The Gemeentemuseum in the Hague, which has an extensive Mondrian collection, said its use of the images will be governed by European copyright law because “Mondrian was a Dutch national and Dutch laws apply,” according to DutchNews.

For more copyright news, click here.

Trade Secrets

Uber’s Trip Data Trade-Secrets Claim Is Rejected by NY Tribunal

San Francisco-based Uber Technologies Inc., a provider of on-demand hired cars, has had five of its bases in New York City suspended for failing to provide electronic trip information for rides dispatched through the bases.

In a ruling handed down yesterday and obtained by New York Business Journal, the City of New York’s Taxi and Limousine Tribunal rejected Uber’s claims that such data is confidential, proprietary and protected as trade secrets. The rule requiring such disclosures is “longstanding and the practice is necessary to ensure adequate protection and public safety,” the commission said.

Uber argued that the demand for the records violates the Fourth Amendment, which prohibits unreasonable searches and seizures, according to the ruling.
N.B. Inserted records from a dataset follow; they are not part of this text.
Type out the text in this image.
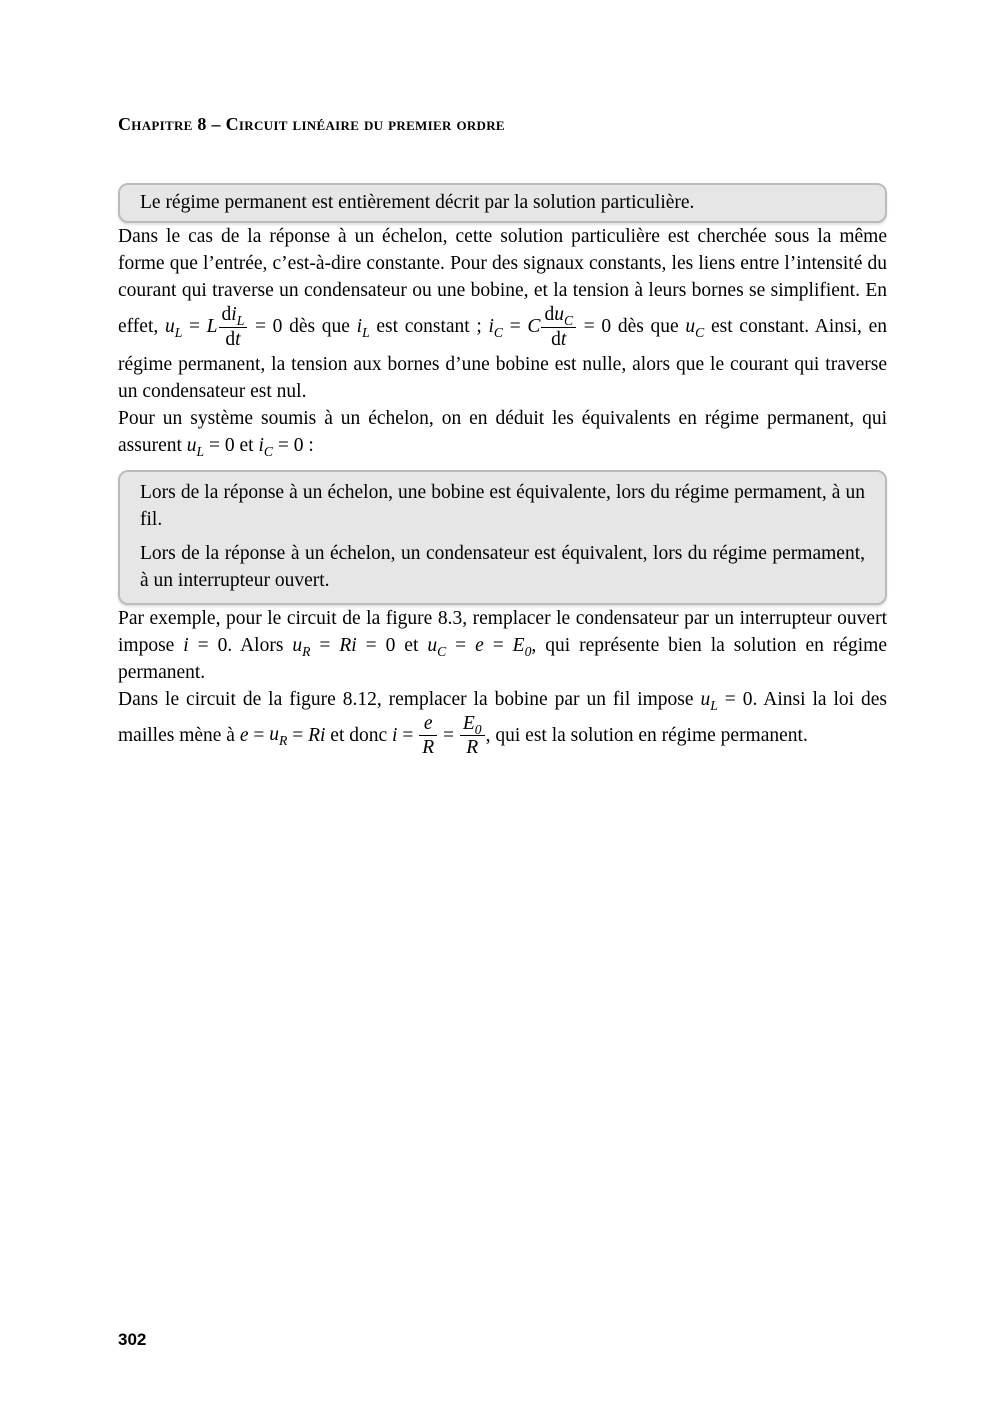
Chapitre 8 – Circuit linéaire du premier ordre

Le régime permanent est entièrement décrit par la solution particulière.

Dans le cas de la réponse à un échelon, cette solution particulière est cherchée sous la même forme que l’entrée, c’est-à-dire constante. Pour des signaux constants, les liens entre l’intensité du courant qui traverse un condensateur ou une bobine, et la tension à leurs bornes se simplifient. En effet, $u_L = L \frac{di_L}{dt} = 0$ dès que $i_L$ est constant ; $i_C = C \frac{du_C}{dt} = 0$ dès que $u_C$ est constant. Ainsi, en régime permanent, la tension aux bornes d’une bobine est nulle, alors que le courant qui traverse un condensateur est nul.

Pour un système soumis à un échelon, on en déduit les équivalents en régime permanent, qui assurent $u_L = 0$ et $i_C = 0$ :

Lors de la réponse à un échelon, une bobine est équivalente, lors du régime permament, à un fil.

Lors de la réponse à un échelon, un condensateur est équivalent, lors du régime permament, à un interrupteur ouvert.

Par exemple, pour le circuit de la figure 8.3, remplacer le condensateur par un interrupteur ouvert impose i = 0. Alors $u_R = Ri = 0$ et $u_C = e = E_0$, qui représente bien la solution en régime permanent.

Dans le circuit de la figure 8.12, remplacer la bobine par un fil impose $u_L = 0$. Ainsi la loi des mailles mène à $e = u_R = Ri$ et donc $i = \frac{e}{R} = \frac{E_0}{R}$ , qui est la solution en régime permanent.

302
The tribunal said that Uber failed to submit evidence which supported its defense, not calling witnesses or introduce documents supporting its claim that the information sought is proprietary or confidential.

The tribunal said it’s not seeking every business document from Uber and “certainly nothing related to its training and retention process.” The fact that in the past Uber did produce trip records “seriously undercuts any present argument that this same information should be protected from disclosure as a trade secret.”

Uber’s licenses are suspended until the company comes into compliance with the tribunal’s demands, according to the ruling.

In South Africa, Capetown police impounded 33 Uber cars over the past weekend for not having the proper permits.